Since, like most of us, I have become an endless pit that streaming services shovel “content” into, I of course have seen all of Middleditch & Schwartz. Considering I am a recent graduate of the Upright Citizens Brigade’s Improv 101 class, the editorial staff thought I was most qualified (I agreed wholeheartedly) to review this particular piece.
According to my instructor, and the book they made us buy that I thumbed through, base reality is very important to establish in longform improv. For the uninitiated, base reality is how improv performers set the scene and create the illusion of a world without props or sets. Throughout the series, both of our players keep undercutting base reality, for example, by acknowledging they forgot names and the mother and father of the groom bit.
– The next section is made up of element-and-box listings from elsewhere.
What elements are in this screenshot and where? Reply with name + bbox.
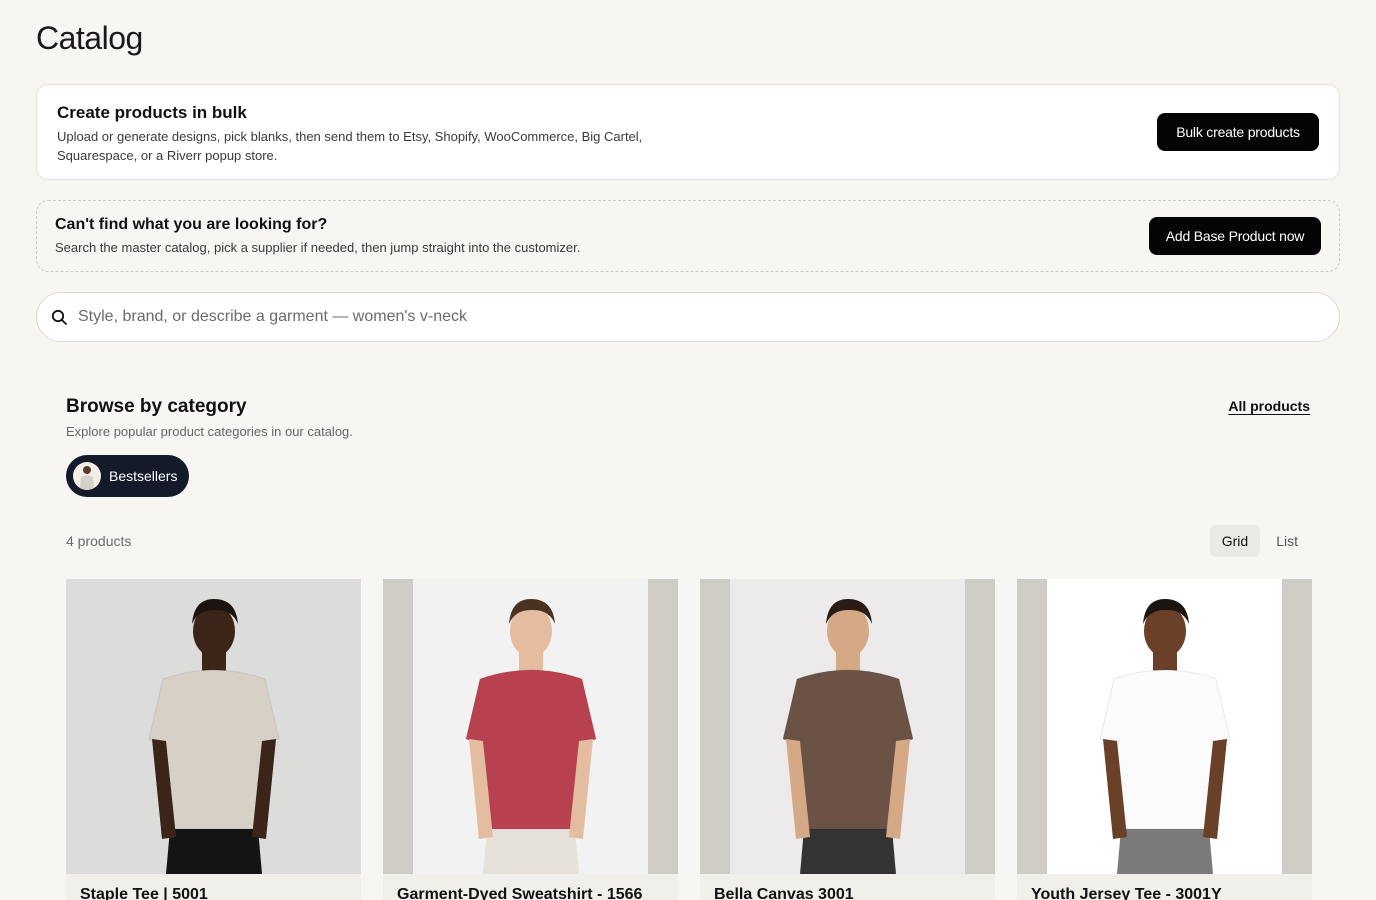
product-card[interactable]: Youth Jersey Tee - 3001Y <box>1017 579 1312 900</box>
bulk-card-description: Upload or generate designs, pick blanks,… <box>57 129 643 163</box>
product-image <box>66 579 361 874</box>
add-base-product-card: Can't find what you are looking for? Sea… <box>36 200 1340 272</box>
list-view-button[interactable]: List <box>1264 525 1310 557</box>
product-image <box>700 579 995 874</box>
product-name: Garment-Dyed Sweatshirt - 1566 <box>397 886 643 900</box>
product-card[interactable]: Bella Canvas 3001 <box>700 579 995 900</box>
browse-subtitle: Explore popular product categories in ou… <box>66 424 353 439</box>
product-name: Youth Jersey Tee - 3001Y <box>1031 886 1222 900</box>
product-image <box>383 579 678 874</box>
product-count: 4 products <box>66 533 132 549</box>
product-grid: Staple Tee | 5001 Garment-Dyed Sweatshir… <box>66 579 1312 900</box>
product-image <box>1017 579 1312 874</box>
add-base-product-button[interactable]: Add Base Product now <box>1149 217 1321 255</box>
category-chip-label: Bestsellers <box>109 468 178 484</box>
search-bar[interactable] <box>36 292 1340 342</box>
product-card[interactable]: Staple Tee | 5001 <box>66 579 361 900</box>
category-thumbnail <box>73 462 101 490</box>
category-chip-bestsellers[interactable]: Bestsellers <box>66 455 189 497</box>
view-toggle: Grid List <box>1209 525 1310 557</box>
product-card[interactable]: Garment-Dyed Sweatshirt - 1566 <box>383 579 678 900</box>
product-name: Bella Canvas 3001 <box>714 886 854 900</box>
find-card-description: Search the master catalog, pick a suppli… <box>55 240 581 255</box>
page-title: Catalog <box>36 20 143 56</box>
grid-view-button[interactable]: Grid <box>1209 525 1261 557</box>
browse-title: Browse by category <box>66 396 247 417</box>
product-name: Staple Tee | 5001 <box>80 886 208 900</box>
bulk-card-title: Create products in bulk <box>57 103 247 122</box>
bulk-create-button[interactable]: Bulk create products <box>1157 113 1319 151</box>
all-products-link[interactable]: All products <box>1228 398 1310 414</box>
find-card-title: Can't find what you are looking for? <box>55 216 328 233</box>
search-input[interactable] <box>78 308 1339 326</box>
search-icon <box>51 308 69 326</box>
bulk-create-card: Create products in bulk Upload or genera… <box>36 84 1340 180</box>
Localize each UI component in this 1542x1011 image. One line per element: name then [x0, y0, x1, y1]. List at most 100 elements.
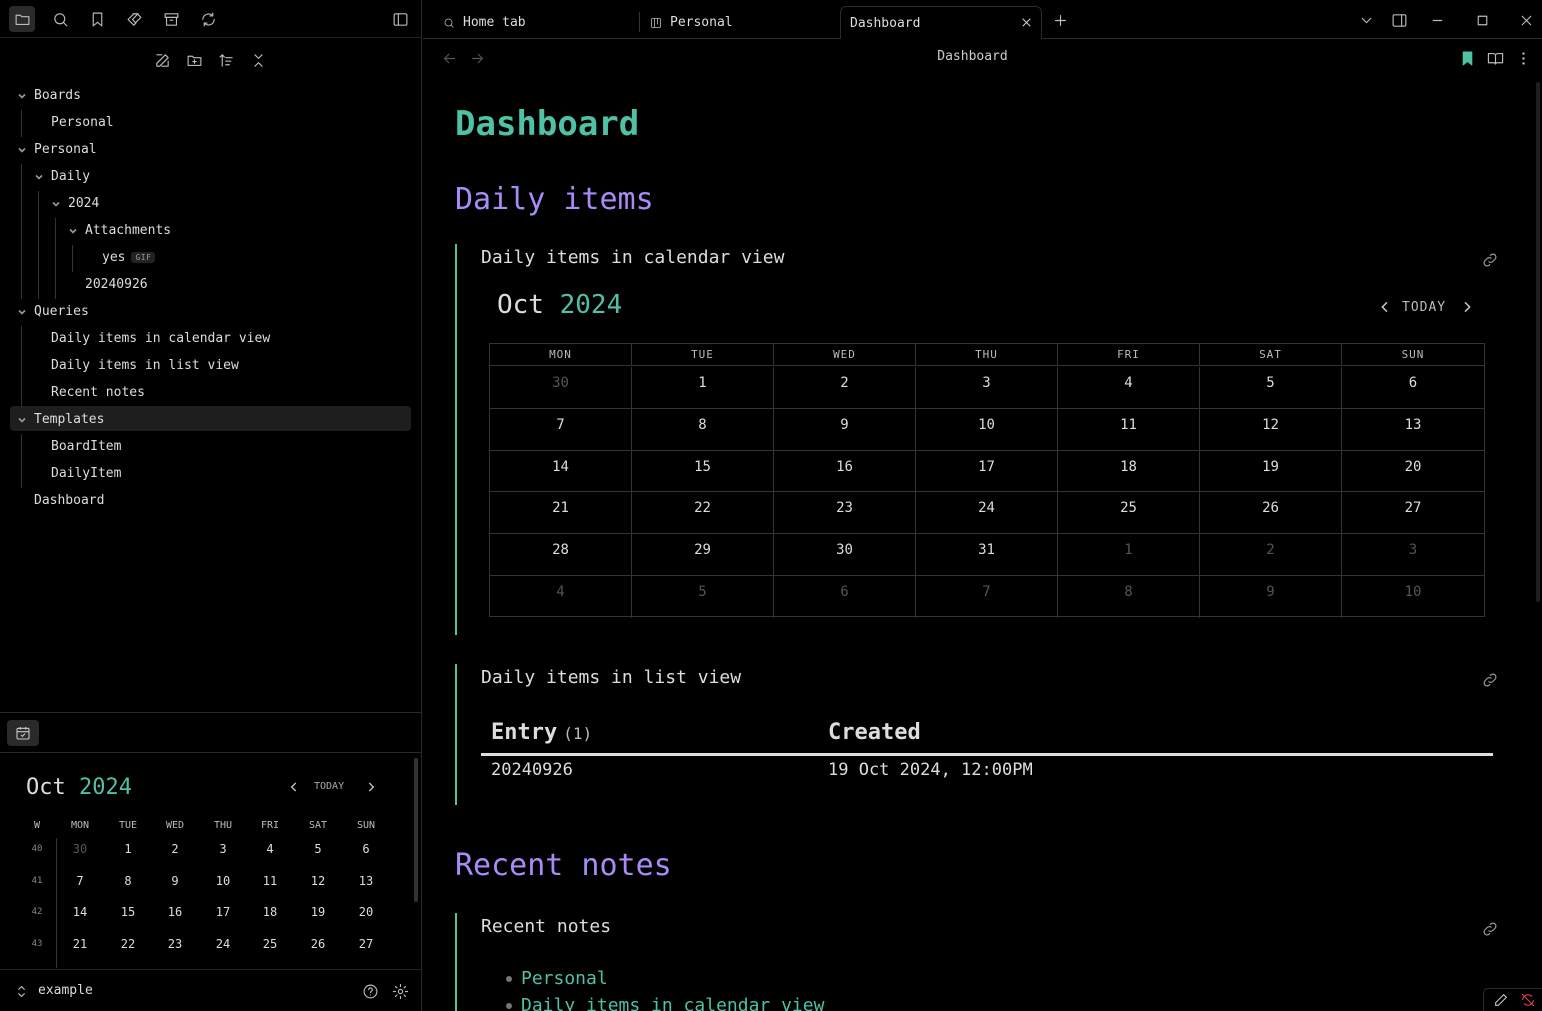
tree-file[interactable]: DailyItem — [51, 461, 121, 485]
calendar-day-cell[interactable]: 22 — [632, 492, 774, 535]
link-icon[interactable] — [1481, 920, 1499, 938]
collapse-sidebar-icon[interactable] — [387, 6, 413, 32]
chevron-down-icon[interactable] — [68, 225, 78, 235]
calendar-day-cell[interactable]: 30 — [490, 367, 632, 409]
calendar-day-cell[interactable]: 29 — [632, 534, 774, 576]
tree-file[interactable]: Daily items in list view — [51, 353, 239, 377]
settings-gear-icon[interactable] — [387, 978, 413, 1004]
calendar-day-cell[interactable]: 9 — [1200, 576, 1342, 618]
calendar-day[interactable]: 18 — [250, 905, 290, 919]
calendar-day-cell[interactable]: 1 — [1058, 534, 1200, 576]
calendar-day[interactable]: 10 — [203, 874, 243, 888]
calendar-day[interactable]: 5 — [298, 842, 338, 856]
calendar-day-cell[interactable]: 5 — [632, 576, 774, 618]
calendar-day-cell[interactable]: 30 — [774, 534, 916, 576]
calendar-day[interactable]: 15 — [108, 905, 148, 919]
week-number[interactable]: 40 — [17, 844, 57, 854]
chevron-down-icon[interactable] — [17, 90, 27, 100]
calendar-day-cell[interactable]: 14 — [490, 450, 632, 493]
calendar-day[interactable]: 27 — [346, 937, 386, 951]
calendar-day[interactable]: 8 — [108, 874, 148, 888]
calendar-day-cell[interactable]: 7 — [490, 408, 632, 451]
calendar-day[interactable]: 3 — [203, 842, 243, 856]
calendar-day[interactable]: 17 — [203, 905, 243, 919]
tree-file[interactable]: yes GIF — [102, 245, 156, 269]
tree-file[interactable]: Dashboard — [34, 488, 104, 512]
reading-view-icon[interactable] — [1482, 45, 1508, 71]
calendar-day-cell[interactable]: 1 — [632, 367, 774, 409]
tree-file[interactable]: 20240926 — [85, 272, 148, 296]
note-scrollbar[interactable] — [1536, 82, 1540, 602]
bookmark-icon[interactable] — [84, 6, 110, 32]
tree-file[interactable]: BoardItem — [51, 434, 121, 458]
week-number[interactable]: 43 — [17, 939, 57, 949]
calendar-day-cell[interactable]: 6 — [1342, 367, 1484, 409]
tree-folder[interactable]: Templates — [18, 407, 104, 431]
calendar-day[interactable]: 19 — [298, 905, 338, 919]
calendar-day[interactable]: 14 — [60, 905, 100, 919]
folder-icon[interactable] — [9, 6, 35, 32]
week-number[interactable]: 41 — [17, 876, 57, 886]
calendar-day-cell[interactable]: 25 — [1058, 492, 1200, 535]
calendar-day-cell[interactable]: 11 — [1058, 408, 1200, 451]
mini-today-button[interactable]: TODAY — [314, 781, 344, 792]
calendar-day[interactable]: 6 — [346, 842, 386, 856]
tree-file[interactable]: Personal — [51, 110, 114, 134]
tree-file[interactable]: Daily items in calendar view — [51, 326, 270, 350]
calendar-day-cell[interactable]: 28 — [490, 534, 632, 576]
calendar-day-cell[interactable]: 16 — [774, 450, 916, 493]
calendar-day-cell[interactable]: 3 — [1342, 534, 1484, 576]
link-icon[interactable] — [1481, 671, 1499, 689]
edit-mode-icon[interactable] — [1493, 992, 1509, 1011]
calendar-day[interactable]: 1 — [108, 842, 148, 856]
calendar-day-cell[interactable]: 19 — [1200, 450, 1342, 493]
new-note-icon[interactable] — [149, 47, 175, 73]
calendar-day-cell[interactable]: 17 — [916, 450, 1058, 493]
close-tab-icon[interactable] — [1020, 16, 1033, 33]
tags-icon[interactable] — [121, 6, 147, 32]
calendar-day[interactable]: 26 — [298, 937, 338, 951]
calendar-day-cell[interactable]: 7 — [916, 576, 1058, 618]
calendar-day[interactable]: 9 — [155, 874, 195, 888]
tab-dashboard[interactable]: Dashboard — [840, 6, 1042, 39]
archive-icon[interactable] — [158, 6, 184, 32]
chevron-down-icon[interactable] — [17, 414, 27, 424]
tree-file[interactable]: Recent notes — [51, 380, 145, 404]
collapse-all-icon[interactable] — [245, 47, 271, 73]
calendar-day[interactable]: 12 — [298, 874, 338, 888]
calendar-day-cell[interactable]: 23 — [774, 492, 916, 535]
tree-folder[interactable]: Personal — [18, 137, 97, 161]
column-header-created[interactable]: Created — [828, 720, 921, 745]
calendar-day[interactable]: 13 — [346, 874, 386, 888]
calendar-day[interactable]: 2 — [155, 842, 195, 856]
chevron-down-icon[interactable] — [17, 144, 27, 154]
calendar-day[interactable]: 25 — [250, 937, 290, 951]
tree-folder[interactable]: Boards — [18, 83, 81, 107]
tree-folder[interactable]: Attachments — [69, 218, 171, 242]
search-icon[interactable] — [47, 6, 73, 32]
next-month-icon[interactable] — [364, 780, 378, 797]
calendar-day[interactable]: 30 — [60, 842, 100, 856]
help-icon[interactable] — [357, 978, 383, 1004]
link-icon[interactable] — [1481, 251, 1499, 269]
vault-name[interactable]: example — [38, 983, 93, 998]
tree-folder[interactable]: 2024 — [52, 191, 99, 215]
more-options-icon[interactable] — [1510, 45, 1536, 71]
recent-note-link[interactable]: Personal — [521, 968, 608, 989]
tree-folder[interactable]: Queries — [18, 299, 89, 323]
calendar-prev-icon[interactable] — [1377, 299, 1393, 319]
calendar-day-cell[interactable]: 13 — [1342, 409, 1484, 451]
calendar-day[interactable]: 16 — [155, 905, 195, 919]
calendar-day-cell[interactable]: 3 — [916, 367, 1058, 409]
chevron-down-icon[interactable] — [34, 171, 44, 181]
calendar-day[interactable]: 21 — [60, 937, 100, 951]
chevron-down-icon[interactable] — [17, 306, 27, 316]
bookmark-icon[interactable] — [1454, 45, 1480, 71]
toggle-right-sidebar-icon[interactable] — [1386, 7, 1412, 33]
new-tab-icon[interactable] — [1047, 7, 1073, 33]
tree-folder[interactable]: Daily — [35, 164, 90, 188]
calendar-scrollbar[interactable] — [414, 758, 418, 902]
calendar-next-icon[interactable] — [1459, 299, 1475, 319]
maximize-icon[interactable] — [1469, 7, 1495, 33]
tab-personal[interactable]: Personal — [650, 6, 850, 39]
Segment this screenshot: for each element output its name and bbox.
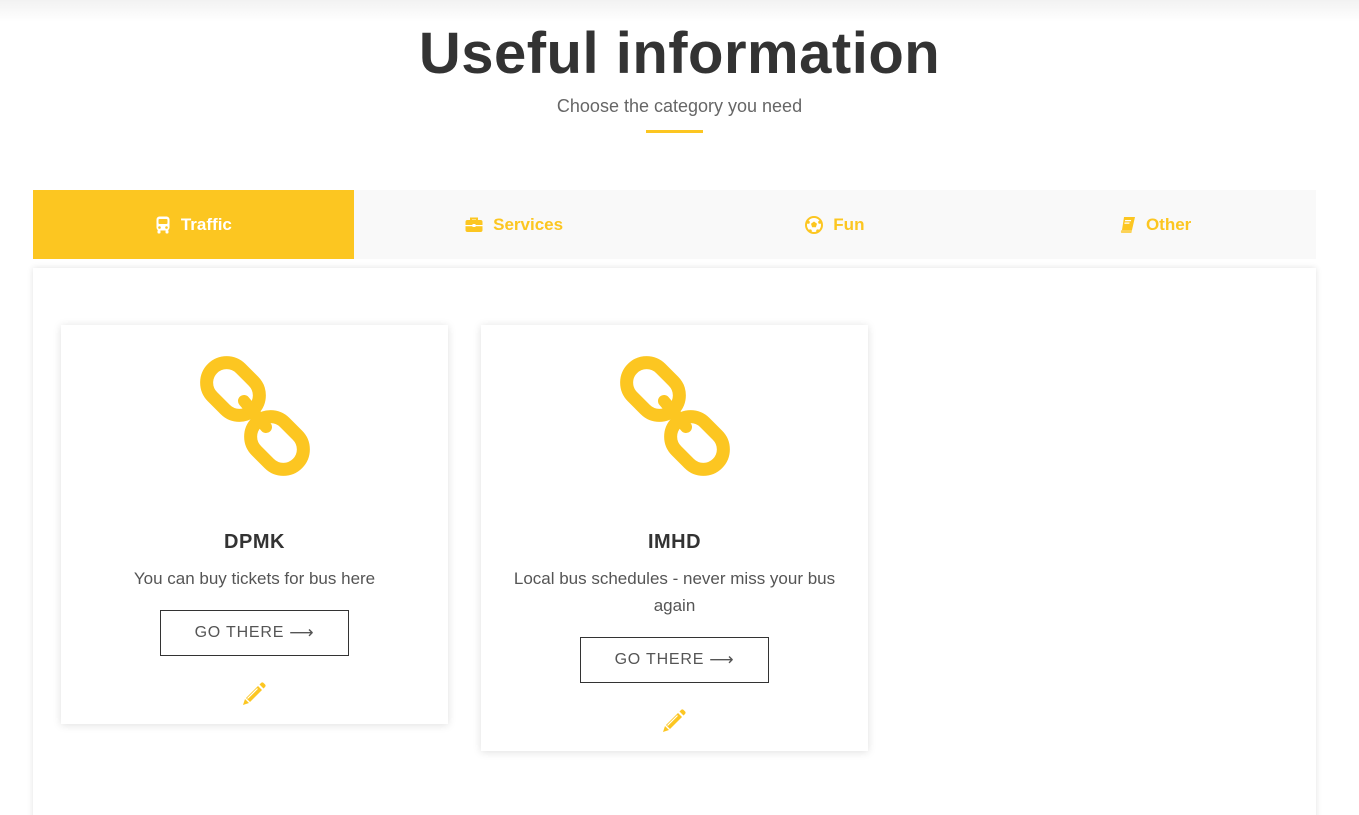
page-subtitle: Choose the category you need: [556, 96, 803, 116]
link-card-imhd: IMHD Local bus schedules - never miss yo…: [481, 325, 868, 751]
card-description: You can buy tickets for bus here: [133, 569, 376, 588]
pencil-icon[interactable]: [661, 708, 687, 734]
page-title: Useful information: [418, 21, 941, 86]
link-card-dpmk: DPMK You can buy tickets for bus here GO…: [61, 325, 448, 724]
go-there-button[interactable]: GO THERE ⟶: [580, 637, 769, 683]
card-title: DPMK: [224, 531, 285, 553]
category-tabs: Traffic Services Fun Other: [33, 190, 1316, 259]
briefcase-icon: [465, 217, 483, 232]
title-underline: [646, 130, 703, 133]
link-icon: [200, 356, 310, 476]
page: Useful information Choose the category y…: [0, 0, 1359, 815]
go-there-label: GO THERE: [194, 624, 285, 641]
tab-other[interactable]: Other: [995, 190, 1316, 259]
card-title: IMHD: [647, 531, 702, 553]
tab-services-label: Services: [493, 214, 564, 234]
tab-fun[interactable]: Fun: [675, 190, 996, 259]
book-icon: [1120, 216, 1135, 233]
card-description: Local bus schedules - never miss your bu…: [513, 569, 836, 615]
link-icon: [620, 356, 730, 476]
tab-traffic[interactable]: Traffic: [33, 190, 354, 259]
arrow-right-icon: ⟶: [289, 623, 315, 642]
pencil-icon[interactable]: [241, 681, 267, 707]
bus-icon: [156, 216, 170, 233]
tab-services[interactable]: Services: [354, 190, 675, 259]
tab-traffic-label: Traffic: [180, 214, 232, 234]
arrow-right-icon: ⟶: [709, 650, 735, 669]
go-there-button[interactable]: GO THERE ⟶: [160, 610, 349, 656]
tab-other-label: Other: [1145, 214, 1192, 234]
tab-fun-label: Fun: [833, 214, 865, 234]
go-there-label: GO THERE: [614, 651, 705, 668]
soccer-ball-icon: [805, 215, 824, 234]
top-shade: [0, 0, 1359, 22]
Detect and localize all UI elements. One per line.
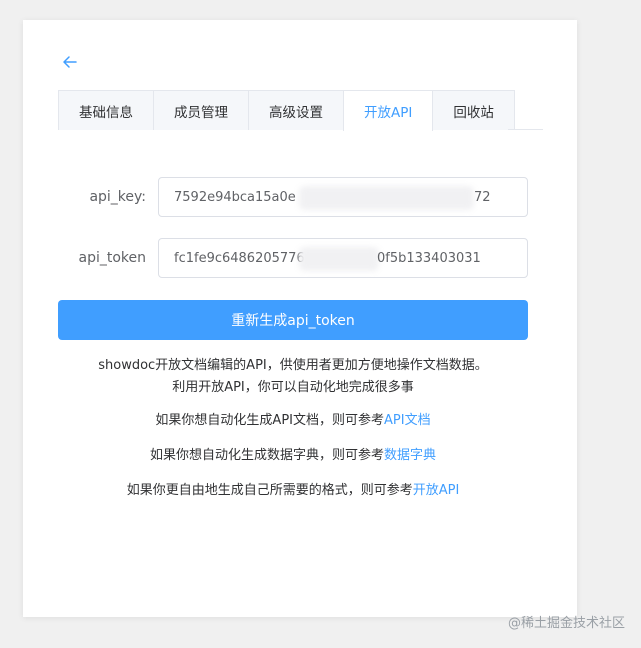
api-key-row: api_key: 7592e94bca15a0e 72 [58, 177, 528, 217]
api-token-input[interactable]: fc1fe9c6486205776 0f5b133403031 [158, 238, 528, 278]
tab-member-management[interactable]: 成员管理 [153, 90, 249, 130]
description-line-1: showdoc开放文档编辑的API，供使用者更加方便地操作文档数据。 [98, 358, 488, 373]
tab-open-api[interactable]: 开放API [343, 90, 434, 131]
open-api-link[interactable]: 开放API [413, 483, 460, 498]
data-dict-link[interactable]: 数据字典 [384, 448, 436, 463]
description-open-api: 如果你更自由地生成自己所需要的格式，则可参考开放API [58, 480, 528, 502]
api-doc-link[interactable]: API文档 [384, 413, 431, 428]
data-dict-text: 如果你想自动化生成数据字典，则可参考 [149, 448, 384, 463]
api-token-value-start: fc1fe9c6486205776 [174, 250, 305, 266]
open-api-text: 如果你更自由地生成自己所需要的格式，则可参考 [126, 483, 413, 498]
description-line-2: 利用开放API，你可以自动化地完成很多事 [172, 380, 414, 395]
tab-advanced-settings[interactable]: 高级设置 [248, 90, 344, 130]
tab-basic-info[interactable]: 基础信息 [58, 90, 154, 130]
redaction-blur [299, 247, 379, 271]
settings-card: 基础信息 成员管理 高级设置 开放API 回收站 api_key: 7592e9… [23, 20, 577, 617]
description-data-dict: 如果你想自动化生成数据字典，则可参考数据字典 [58, 445, 528, 467]
api-key-label: api_key: [89, 189, 146, 205]
settings-tabs: 基础信息 成员管理 高级设置 开放API 回收站 [58, 90, 543, 131]
watermark: @稀土掘金技术社区 [507, 616, 625, 631]
tab-recycle-bin[interactable]: 回收站 [432, 90, 515, 130]
api-key-input[interactable]: 7592e94bca15a0e 72 [158, 177, 528, 217]
tab-divider-line [508, 129, 542, 130]
api-token-value-end: 0f5b133403031 [377, 250, 481, 266]
back-arrow-icon[interactable] [61, 53, 79, 71]
api-token-row: api_token fc1fe9c6486205776 0f5b13340303… [58, 238, 528, 278]
api-doc-text: 如果你想自动化生成API文档，则可参考 [155, 413, 384, 428]
api-key-value-start: 7592e94bca15a0e [174, 189, 296, 205]
description-api-doc: 如果你想自动化生成API文档，则可参考API文档 [58, 410, 528, 432]
regenerate-token-button[interactable]: 重新生成api_token [58, 300, 528, 340]
redaction-blur [299, 186, 474, 210]
description-intro: showdoc开放文档编辑的API，供使用者更加方便地操作文档数据。 利用开放A… [58, 355, 528, 399]
api-key-value-end: 72 [474, 189, 491, 205]
api-token-label: api_token [78, 250, 146, 266]
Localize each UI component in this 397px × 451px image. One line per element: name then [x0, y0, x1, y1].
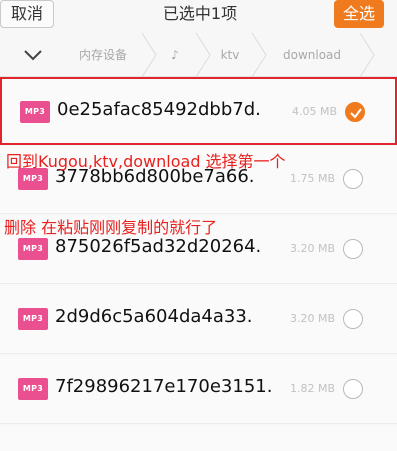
breadcrumb-item-download[interactable]: download	[272, 33, 352, 77]
checkbox[interactable]	[343, 379, 363, 399]
mp3-icon: MP3	[18, 238, 48, 260]
file-row-partial[interactable]	[0, 426, 397, 451]
breadcrumb: 内存设备 ♪ ktv download	[0, 33, 397, 77]
file-size: 3.20 MB	[290, 312, 336, 325]
breadcrumb-separator-icon	[141, 33, 157, 77]
chevron-down-icon[interactable]	[22, 46, 44, 64]
file-row[interactable]: MP3 2d9d6c5a604da4a33. 3.20 MB	[0, 286, 397, 354]
checkbox[interactable]	[343, 169, 363, 189]
file-size: 3.20 MB	[290, 242, 336, 255]
selection-title: 已选中1项	[162, 4, 238, 23]
checkbox[interactable]	[343, 239, 363, 259]
file-size: 1.82 MB	[290, 382, 336, 395]
breadcrumb-item-ktv[interactable]: ktv	[212, 33, 248, 77]
check-icon	[350, 108, 362, 119]
checkbox-checked[interactable]	[345, 102, 365, 122]
breadcrumb-separator-icon	[251, 33, 267, 77]
select-all-button[interactable]: 全选	[334, 0, 384, 28]
breadcrumb-separator-icon	[359, 33, 375, 77]
checkbox[interactable]	[343, 309, 363, 329]
breadcrumb-item-storage[interactable]: 内存设备	[68, 33, 138, 77]
annotation-text: 删除 在粘贴刚刚复制的就行了	[4, 218, 218, 237]
cancel-button[interactable]: 取消	[0, 0, 54, 28]
mp3-icon: MP3	[18, 308, 48, 330]
top-bar: 取消 已选中1项 全选	[0, 0, 397, 30]
file-name: 2d9d6c5a604da4a33.	[55, 306, 253, 327]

From my time studying at the Brigade, I have also gathered that stage presence is another key factor of successful improv. I couldn’t help but notice in the first of the three specials, Thomas Middleditch has his back to the audience when he is the ghost pastor, and my instructor would always correct us when we had our backs to the audience, so I think it’s wrong.
I thought maybe in the second installment I might see more adherence to the rules as they got into rhythm. I was disappointed to see more of the same selfish play as in the first. Who do these guys think they are? Don’t they care about the rules of the game?!
Honestly it makes me sad to see what “professional” improv has become. What happened to the days of the fundamentals? Where’s the three-man weave? Too much hot-dogging if you ask me.
But then…episode 3…Finally some yes/and. They’re going places now.
In all seriousness folks, if you aren’t familiar with longform improv, this is a really good primer for what makes improv magical. Even though this one has been committed to tape it still has the feel that anything can happen and that it’s all being done for the benefit of the people in the room.